[messaging] Comparing introduction secret schemes (was Re: Unlinkable rendezvous via human-sized keys)
Daniel Kahn Gillmor
dkg at fifthhorseman.net
Sun Mar 23 19:36:42 PDT 2014
On 03/23/2014 09:56 PM, Trevor Perrin wrote:
> Though I'm calling this "not great useability" because you still have
> to print and carry a deck of cards, handle card halves, and type in
> ~256 bits of ECDH key (51 base32 chars?).
you don't have to handle card halves at all, or type in anything if you
allow webcam/qrcode linkages. each card can have on it a qrcode and a
(very short, like two letters) tag. when you exchange cards with
someone else, you just give them a card, looking at it first. You write
the tag you gave them on the back of the card they gave you. You get
back to your terminal, scan the QR code, type in the two-letter tag
(which allows your terminal to select the right private key), and you're
on your way. i'm sure someone cleverer than i am could streamline this
even further.
> Some other changes:
>
> - If you're doing lookups through PIR mirrors instead of through the
> user's intro-cert directory, maybe you don't need to exchange the
> directory name?
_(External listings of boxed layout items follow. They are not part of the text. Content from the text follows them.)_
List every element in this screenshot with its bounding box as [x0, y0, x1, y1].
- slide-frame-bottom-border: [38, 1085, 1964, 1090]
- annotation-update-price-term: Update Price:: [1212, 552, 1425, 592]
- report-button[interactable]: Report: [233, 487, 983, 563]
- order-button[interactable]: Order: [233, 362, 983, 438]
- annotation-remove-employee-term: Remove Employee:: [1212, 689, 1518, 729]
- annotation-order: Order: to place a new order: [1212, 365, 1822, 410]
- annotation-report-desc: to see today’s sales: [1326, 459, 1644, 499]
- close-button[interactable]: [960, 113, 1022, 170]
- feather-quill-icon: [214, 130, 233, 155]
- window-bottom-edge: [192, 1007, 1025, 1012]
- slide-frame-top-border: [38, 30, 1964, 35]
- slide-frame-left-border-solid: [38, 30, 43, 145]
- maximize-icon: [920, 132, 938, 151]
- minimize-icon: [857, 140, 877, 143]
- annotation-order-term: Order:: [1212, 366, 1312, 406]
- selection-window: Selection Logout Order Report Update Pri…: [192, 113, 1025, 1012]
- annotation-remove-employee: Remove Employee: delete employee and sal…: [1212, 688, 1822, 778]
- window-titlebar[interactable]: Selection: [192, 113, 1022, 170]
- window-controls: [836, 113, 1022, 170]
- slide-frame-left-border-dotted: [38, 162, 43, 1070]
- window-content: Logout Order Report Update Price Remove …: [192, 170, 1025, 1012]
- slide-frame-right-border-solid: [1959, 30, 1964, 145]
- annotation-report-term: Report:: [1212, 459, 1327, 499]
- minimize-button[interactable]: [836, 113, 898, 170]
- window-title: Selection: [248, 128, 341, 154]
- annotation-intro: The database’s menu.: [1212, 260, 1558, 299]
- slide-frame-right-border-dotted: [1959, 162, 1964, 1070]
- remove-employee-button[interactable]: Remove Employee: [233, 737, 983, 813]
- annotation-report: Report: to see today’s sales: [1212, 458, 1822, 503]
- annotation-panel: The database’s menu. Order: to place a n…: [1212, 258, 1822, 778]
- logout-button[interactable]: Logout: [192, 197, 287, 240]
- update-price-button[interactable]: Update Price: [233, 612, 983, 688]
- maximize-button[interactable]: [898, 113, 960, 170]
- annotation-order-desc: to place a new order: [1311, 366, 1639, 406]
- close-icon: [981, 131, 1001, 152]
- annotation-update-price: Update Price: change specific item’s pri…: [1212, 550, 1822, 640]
The PIR thing is still a huge question mark, but I'll
> pretend that works.
yeah, i'm still dubious about the PIR thing.
> - Fingerprint or multi-use ECDH keys have the benefit that you get
> the user's long-term fingerprint which can be corroborated with
> 3rd-parties to make sure it's correct.
I agree that this is useful in some contexts, but it is in direct
opposition to the stated unlinkability goal.
If folks want to move from unlinkable to linkable identities, that's not
a particularly complicated problem (both parties use their established
channel to send each other proofs of their long-term keys), so i don't
see this as a huge downside. Going in the opposite direction (from
linkable to unlinkable identities) is basically impossible.